Throughout the show, images and reflections are intimately fused to the materials on and in which they appear. Nowhere is this more apparent than in Lethal Weapon, a work which at first seems to be no more than a tall stainless steel cylinder with a small hole. Looking into the darkness of the cylinder’s interior slowly reveals that it contains a pistol pointed at the viewer, and only upon reading a description does he or she realize that this is a gun used on the set of the film that shares its title with the piece. The formal vocabulary of minimalism conceals the most loaded and symbolic of popular objects, and the absences represented by the tube’s opening and the gun’s barrel threaten to override an otherwise overwhelming experience of materials and cultural references.
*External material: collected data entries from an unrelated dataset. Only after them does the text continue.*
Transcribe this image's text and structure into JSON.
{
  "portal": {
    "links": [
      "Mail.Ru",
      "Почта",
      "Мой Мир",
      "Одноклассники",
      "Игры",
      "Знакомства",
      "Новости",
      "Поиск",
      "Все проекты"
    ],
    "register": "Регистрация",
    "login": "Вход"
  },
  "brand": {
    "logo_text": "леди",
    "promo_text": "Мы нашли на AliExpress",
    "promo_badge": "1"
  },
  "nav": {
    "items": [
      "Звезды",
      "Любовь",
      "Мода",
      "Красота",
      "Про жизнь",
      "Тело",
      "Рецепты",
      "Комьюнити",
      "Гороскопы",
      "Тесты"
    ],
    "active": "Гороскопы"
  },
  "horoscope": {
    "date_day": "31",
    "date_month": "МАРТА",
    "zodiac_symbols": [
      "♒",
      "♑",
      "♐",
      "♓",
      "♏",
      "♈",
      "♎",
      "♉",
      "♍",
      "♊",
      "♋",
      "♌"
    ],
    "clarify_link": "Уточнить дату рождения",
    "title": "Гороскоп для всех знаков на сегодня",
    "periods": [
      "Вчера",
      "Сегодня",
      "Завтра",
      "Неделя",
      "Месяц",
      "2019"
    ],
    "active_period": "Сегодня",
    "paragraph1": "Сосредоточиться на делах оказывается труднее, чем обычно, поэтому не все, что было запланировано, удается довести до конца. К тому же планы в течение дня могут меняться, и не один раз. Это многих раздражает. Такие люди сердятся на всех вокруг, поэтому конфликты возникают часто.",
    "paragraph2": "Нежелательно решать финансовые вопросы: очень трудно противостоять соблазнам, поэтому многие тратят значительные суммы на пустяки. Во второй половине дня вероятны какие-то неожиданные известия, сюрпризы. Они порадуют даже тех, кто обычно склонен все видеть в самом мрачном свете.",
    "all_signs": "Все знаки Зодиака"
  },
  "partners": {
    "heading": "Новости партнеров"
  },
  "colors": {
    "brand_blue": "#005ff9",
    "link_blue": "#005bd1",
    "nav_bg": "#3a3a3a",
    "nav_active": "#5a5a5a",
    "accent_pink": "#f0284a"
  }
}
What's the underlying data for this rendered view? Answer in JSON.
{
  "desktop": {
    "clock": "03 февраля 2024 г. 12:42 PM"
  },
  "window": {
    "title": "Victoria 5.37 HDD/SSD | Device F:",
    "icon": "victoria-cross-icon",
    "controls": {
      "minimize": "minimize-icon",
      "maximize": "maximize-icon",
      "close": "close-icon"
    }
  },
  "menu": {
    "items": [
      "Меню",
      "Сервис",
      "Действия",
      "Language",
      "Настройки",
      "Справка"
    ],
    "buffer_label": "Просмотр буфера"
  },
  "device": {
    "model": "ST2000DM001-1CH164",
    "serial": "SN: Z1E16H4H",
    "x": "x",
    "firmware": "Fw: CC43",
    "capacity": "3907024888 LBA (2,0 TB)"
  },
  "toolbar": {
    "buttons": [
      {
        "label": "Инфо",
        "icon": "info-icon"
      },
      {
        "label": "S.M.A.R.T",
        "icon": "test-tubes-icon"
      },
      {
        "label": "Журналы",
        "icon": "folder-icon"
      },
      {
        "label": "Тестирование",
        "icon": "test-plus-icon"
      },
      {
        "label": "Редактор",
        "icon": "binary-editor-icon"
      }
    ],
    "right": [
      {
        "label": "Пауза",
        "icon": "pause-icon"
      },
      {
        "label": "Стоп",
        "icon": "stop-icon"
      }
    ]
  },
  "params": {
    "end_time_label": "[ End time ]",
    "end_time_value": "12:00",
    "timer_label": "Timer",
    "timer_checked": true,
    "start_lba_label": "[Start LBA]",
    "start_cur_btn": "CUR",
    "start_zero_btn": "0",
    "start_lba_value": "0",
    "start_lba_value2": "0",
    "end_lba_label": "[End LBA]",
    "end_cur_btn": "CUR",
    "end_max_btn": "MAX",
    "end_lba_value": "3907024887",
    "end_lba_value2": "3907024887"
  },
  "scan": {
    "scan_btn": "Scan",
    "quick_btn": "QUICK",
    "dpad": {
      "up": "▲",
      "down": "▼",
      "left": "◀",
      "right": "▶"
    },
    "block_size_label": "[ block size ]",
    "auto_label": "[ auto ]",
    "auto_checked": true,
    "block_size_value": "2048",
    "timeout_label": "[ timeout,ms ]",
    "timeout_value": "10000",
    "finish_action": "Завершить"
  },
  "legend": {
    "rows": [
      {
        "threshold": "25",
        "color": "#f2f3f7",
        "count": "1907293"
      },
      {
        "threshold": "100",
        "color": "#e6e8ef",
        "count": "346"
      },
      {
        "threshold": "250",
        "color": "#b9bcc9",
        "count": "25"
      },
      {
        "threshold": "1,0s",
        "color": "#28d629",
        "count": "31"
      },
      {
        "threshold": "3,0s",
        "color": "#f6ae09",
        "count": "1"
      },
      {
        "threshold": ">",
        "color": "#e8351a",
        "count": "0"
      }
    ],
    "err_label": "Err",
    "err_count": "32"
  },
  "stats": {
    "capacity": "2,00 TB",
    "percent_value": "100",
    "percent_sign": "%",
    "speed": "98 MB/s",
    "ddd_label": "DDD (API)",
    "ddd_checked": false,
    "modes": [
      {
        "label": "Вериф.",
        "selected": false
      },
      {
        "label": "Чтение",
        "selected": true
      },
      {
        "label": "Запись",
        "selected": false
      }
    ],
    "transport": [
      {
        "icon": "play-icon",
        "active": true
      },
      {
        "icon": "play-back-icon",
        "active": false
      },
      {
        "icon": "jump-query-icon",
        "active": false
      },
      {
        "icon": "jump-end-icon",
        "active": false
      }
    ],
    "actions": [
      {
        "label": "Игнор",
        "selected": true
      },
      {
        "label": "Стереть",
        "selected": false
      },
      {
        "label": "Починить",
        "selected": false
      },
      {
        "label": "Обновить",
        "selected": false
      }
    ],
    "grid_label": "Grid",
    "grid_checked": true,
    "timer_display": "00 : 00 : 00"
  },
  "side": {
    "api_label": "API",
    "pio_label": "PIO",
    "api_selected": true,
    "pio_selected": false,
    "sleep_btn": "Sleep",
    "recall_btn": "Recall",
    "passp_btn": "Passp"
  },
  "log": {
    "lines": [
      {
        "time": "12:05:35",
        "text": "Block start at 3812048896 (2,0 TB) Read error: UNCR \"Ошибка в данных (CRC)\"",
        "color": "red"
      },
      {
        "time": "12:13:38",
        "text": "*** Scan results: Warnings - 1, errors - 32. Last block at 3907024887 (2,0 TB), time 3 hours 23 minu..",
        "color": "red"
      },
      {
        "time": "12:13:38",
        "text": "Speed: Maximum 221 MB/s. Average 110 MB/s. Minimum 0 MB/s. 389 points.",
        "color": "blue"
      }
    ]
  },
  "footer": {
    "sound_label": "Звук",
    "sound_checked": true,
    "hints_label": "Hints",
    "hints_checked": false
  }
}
In 2013, Kathryn Andrews will be the subject of a solo exhibition at Museum Ludwig, Cologne. Earlier this year she was included in Made in L.A. 2012 organized by the Hammer Museum and LAXART, Hammer Museum, Los Angeles; First Among Equals, ICA, Philadelphia; and When Forms Become Attitudes, CCA Wattis Institute for Contemporary Arts, San Francisco (traveling to the Museum of Contemporary Art, Detroit). Other recent exhibitions include American Exuberance, Rubell Family Collection, Miami; Modify, As Needed, MOCA, North Miami; and George Herms: Xenophilia (Love Of The Other), MOCA, Los Angeles. She has also created numerous performance works; in 2012 these have included Voix de Ville at Art 43 Basel and Fork Hunt at Graystone Mansion, Los Angeles (organized by LAXART). Andrews lives and works in Los Angeles.